As a college student in the early 1960s, Buffy Sainte-Marie became known as a writer of protest songs and love songs. Many of these became huge hits and classics of the era, performed by hundreds of other artists including Barbra Streisand, Elvis Presley, Chet Atkins, Janis Joplin, Roberta Flack, Neil Diamond, Tracy Chapman and The Boston Pops Orchestra.
In 1976 she quit recording to be a mommy and an artist, and to continue as a student of experimental music. Buffy and her son Dakota Starblanket Wolfchild became well known for their five-year stint on Sesame Street, where they taught us that "Indians still exist."

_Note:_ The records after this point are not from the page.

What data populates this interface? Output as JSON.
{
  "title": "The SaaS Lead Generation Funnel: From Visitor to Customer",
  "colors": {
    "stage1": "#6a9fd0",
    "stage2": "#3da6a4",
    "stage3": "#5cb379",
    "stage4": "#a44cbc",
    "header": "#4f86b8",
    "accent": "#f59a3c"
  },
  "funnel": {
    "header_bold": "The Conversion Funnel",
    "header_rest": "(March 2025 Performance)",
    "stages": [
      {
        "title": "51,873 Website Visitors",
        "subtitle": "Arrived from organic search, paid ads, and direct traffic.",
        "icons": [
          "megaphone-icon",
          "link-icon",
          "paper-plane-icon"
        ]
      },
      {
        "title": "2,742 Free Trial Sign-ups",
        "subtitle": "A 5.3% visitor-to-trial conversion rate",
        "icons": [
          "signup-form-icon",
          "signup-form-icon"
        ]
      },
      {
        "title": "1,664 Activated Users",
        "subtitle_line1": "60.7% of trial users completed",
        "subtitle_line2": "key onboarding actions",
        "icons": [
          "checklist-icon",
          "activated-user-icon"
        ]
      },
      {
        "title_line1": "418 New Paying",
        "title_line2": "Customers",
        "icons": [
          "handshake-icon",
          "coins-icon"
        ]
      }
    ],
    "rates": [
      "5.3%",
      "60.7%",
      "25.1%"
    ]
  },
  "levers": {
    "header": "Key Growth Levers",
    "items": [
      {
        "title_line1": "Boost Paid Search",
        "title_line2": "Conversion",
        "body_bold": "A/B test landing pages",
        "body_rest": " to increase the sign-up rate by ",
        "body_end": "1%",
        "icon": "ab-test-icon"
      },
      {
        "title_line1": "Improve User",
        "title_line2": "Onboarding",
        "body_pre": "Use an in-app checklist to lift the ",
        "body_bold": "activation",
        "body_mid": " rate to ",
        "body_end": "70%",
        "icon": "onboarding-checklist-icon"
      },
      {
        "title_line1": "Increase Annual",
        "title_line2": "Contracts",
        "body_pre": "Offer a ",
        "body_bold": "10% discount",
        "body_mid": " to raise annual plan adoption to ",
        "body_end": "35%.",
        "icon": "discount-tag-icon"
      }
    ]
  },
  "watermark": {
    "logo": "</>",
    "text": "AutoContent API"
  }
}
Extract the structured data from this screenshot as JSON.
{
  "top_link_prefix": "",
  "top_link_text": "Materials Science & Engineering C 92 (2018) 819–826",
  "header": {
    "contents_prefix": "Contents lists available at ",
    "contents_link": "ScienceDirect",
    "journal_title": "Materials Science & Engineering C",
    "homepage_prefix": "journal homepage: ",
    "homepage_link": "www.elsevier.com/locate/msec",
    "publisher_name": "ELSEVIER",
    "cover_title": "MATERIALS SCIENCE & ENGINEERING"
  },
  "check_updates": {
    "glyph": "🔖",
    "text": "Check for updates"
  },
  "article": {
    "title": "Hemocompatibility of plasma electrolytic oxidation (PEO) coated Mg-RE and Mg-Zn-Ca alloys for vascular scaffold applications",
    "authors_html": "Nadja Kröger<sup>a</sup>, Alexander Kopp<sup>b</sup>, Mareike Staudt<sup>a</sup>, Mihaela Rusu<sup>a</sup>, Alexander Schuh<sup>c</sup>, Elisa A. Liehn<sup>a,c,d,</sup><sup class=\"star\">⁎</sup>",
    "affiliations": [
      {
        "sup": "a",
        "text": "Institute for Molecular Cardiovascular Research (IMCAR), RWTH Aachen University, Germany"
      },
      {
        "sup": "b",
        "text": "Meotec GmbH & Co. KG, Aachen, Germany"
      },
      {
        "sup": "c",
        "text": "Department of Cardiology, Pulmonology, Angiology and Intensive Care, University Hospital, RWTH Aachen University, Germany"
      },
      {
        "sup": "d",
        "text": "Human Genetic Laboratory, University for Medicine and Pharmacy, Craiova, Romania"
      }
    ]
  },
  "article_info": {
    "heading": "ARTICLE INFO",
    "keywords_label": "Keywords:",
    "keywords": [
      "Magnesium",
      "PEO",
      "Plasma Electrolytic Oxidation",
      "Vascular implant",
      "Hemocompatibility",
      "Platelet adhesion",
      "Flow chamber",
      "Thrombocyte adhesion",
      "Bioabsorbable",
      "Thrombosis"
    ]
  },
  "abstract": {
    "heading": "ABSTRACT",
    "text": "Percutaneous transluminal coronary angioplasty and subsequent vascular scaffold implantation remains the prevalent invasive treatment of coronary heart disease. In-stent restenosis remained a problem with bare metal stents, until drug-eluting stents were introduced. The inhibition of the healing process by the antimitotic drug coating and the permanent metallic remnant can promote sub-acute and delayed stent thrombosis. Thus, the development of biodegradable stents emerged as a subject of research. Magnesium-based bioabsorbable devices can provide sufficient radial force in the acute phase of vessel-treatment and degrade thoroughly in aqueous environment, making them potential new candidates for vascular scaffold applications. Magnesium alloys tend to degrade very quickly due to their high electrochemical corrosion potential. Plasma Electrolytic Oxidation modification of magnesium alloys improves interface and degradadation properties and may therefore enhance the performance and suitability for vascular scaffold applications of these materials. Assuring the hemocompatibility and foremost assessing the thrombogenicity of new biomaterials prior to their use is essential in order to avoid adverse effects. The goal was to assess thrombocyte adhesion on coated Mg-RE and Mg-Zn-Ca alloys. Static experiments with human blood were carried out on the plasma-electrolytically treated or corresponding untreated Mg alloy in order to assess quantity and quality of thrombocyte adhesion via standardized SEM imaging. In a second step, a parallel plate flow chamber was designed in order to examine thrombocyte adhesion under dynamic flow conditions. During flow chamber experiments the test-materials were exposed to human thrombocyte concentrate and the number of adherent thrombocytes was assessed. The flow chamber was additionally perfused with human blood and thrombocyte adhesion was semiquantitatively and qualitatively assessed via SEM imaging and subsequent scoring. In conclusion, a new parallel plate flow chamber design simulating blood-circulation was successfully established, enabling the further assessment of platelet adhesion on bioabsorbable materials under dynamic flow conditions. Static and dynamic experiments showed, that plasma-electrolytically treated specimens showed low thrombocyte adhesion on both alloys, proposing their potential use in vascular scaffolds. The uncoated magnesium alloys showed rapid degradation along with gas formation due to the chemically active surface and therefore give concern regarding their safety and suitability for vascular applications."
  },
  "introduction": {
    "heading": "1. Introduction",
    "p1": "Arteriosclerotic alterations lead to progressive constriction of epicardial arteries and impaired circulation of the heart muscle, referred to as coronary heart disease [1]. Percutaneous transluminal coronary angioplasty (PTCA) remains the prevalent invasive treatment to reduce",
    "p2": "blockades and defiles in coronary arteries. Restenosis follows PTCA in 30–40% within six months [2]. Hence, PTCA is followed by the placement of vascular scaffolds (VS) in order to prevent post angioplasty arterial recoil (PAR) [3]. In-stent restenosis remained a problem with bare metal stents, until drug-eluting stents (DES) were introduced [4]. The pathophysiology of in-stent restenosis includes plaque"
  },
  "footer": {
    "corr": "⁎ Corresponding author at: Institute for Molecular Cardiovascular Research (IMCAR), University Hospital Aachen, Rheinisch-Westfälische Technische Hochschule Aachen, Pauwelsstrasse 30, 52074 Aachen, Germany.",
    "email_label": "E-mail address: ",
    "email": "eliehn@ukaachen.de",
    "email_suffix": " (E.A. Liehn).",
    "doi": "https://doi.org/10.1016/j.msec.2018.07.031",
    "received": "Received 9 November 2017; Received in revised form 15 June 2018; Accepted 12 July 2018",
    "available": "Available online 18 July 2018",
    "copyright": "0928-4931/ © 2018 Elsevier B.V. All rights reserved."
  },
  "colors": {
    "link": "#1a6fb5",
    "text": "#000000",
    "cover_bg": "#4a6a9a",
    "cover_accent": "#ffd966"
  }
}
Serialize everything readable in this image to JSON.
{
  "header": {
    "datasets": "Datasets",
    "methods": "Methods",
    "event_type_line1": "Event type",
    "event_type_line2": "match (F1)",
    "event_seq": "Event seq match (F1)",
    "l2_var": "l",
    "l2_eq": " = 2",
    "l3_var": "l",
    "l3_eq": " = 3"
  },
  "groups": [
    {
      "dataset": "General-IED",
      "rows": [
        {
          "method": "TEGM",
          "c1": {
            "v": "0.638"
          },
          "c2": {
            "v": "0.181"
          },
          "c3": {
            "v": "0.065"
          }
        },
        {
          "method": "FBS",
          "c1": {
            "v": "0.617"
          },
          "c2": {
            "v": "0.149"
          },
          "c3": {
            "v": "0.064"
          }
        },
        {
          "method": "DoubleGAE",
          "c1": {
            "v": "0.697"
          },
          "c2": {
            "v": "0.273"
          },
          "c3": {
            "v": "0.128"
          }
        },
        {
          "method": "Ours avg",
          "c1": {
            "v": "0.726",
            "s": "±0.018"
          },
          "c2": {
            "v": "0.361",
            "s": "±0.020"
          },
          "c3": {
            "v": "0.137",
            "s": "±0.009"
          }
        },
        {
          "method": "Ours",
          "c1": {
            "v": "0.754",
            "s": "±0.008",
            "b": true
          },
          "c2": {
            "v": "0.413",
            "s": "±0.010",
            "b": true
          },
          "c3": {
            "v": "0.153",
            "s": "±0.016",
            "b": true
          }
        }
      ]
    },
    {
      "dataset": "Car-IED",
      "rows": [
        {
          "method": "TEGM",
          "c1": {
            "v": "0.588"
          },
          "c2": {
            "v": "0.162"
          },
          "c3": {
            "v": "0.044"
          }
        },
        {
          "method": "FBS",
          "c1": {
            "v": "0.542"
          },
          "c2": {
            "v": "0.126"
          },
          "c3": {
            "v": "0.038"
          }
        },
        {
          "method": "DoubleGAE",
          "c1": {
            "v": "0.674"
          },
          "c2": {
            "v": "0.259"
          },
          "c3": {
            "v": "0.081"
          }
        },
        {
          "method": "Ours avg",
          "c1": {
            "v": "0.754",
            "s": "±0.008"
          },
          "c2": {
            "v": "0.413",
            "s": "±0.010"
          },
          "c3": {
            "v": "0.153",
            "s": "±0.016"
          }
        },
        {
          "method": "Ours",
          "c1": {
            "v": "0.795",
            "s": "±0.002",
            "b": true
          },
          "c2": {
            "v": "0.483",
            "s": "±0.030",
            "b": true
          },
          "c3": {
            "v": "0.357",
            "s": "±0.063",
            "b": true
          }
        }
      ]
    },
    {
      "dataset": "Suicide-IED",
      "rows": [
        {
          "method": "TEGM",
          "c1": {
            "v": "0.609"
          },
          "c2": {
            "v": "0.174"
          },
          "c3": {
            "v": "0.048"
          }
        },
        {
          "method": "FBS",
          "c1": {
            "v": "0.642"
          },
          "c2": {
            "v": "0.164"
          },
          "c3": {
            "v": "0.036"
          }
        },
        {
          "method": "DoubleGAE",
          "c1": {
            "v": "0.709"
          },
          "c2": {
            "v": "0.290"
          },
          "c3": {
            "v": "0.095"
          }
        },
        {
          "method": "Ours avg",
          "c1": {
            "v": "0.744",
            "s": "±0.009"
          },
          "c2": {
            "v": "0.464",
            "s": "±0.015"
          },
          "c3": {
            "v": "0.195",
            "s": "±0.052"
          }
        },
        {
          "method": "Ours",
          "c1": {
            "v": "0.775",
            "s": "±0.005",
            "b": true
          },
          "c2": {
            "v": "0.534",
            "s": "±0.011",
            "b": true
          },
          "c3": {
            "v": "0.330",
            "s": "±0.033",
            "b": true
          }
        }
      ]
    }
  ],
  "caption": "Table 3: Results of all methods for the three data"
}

Buffy Sainte-Marie released her 18th album, Running for the Drum, in North America and throughout Europe, in 2009, to critical acclaim, "She is also one of the most successful and versatile songwriters of the last half-century" (The Guardian). Adding to an already expansive list of accolades and awards, Buffy Sainte-Marie won her second Juno Award for Aboriginal Album of the Year and became the 25th inductee into the Canadian Country Music Hall of Fame.
As a composer, she won an Academy Award in 1982 for the song Up Where We Belong as recorded by Joe Cocker and Jennifer Warnes for the film An Officer and A Gentleman.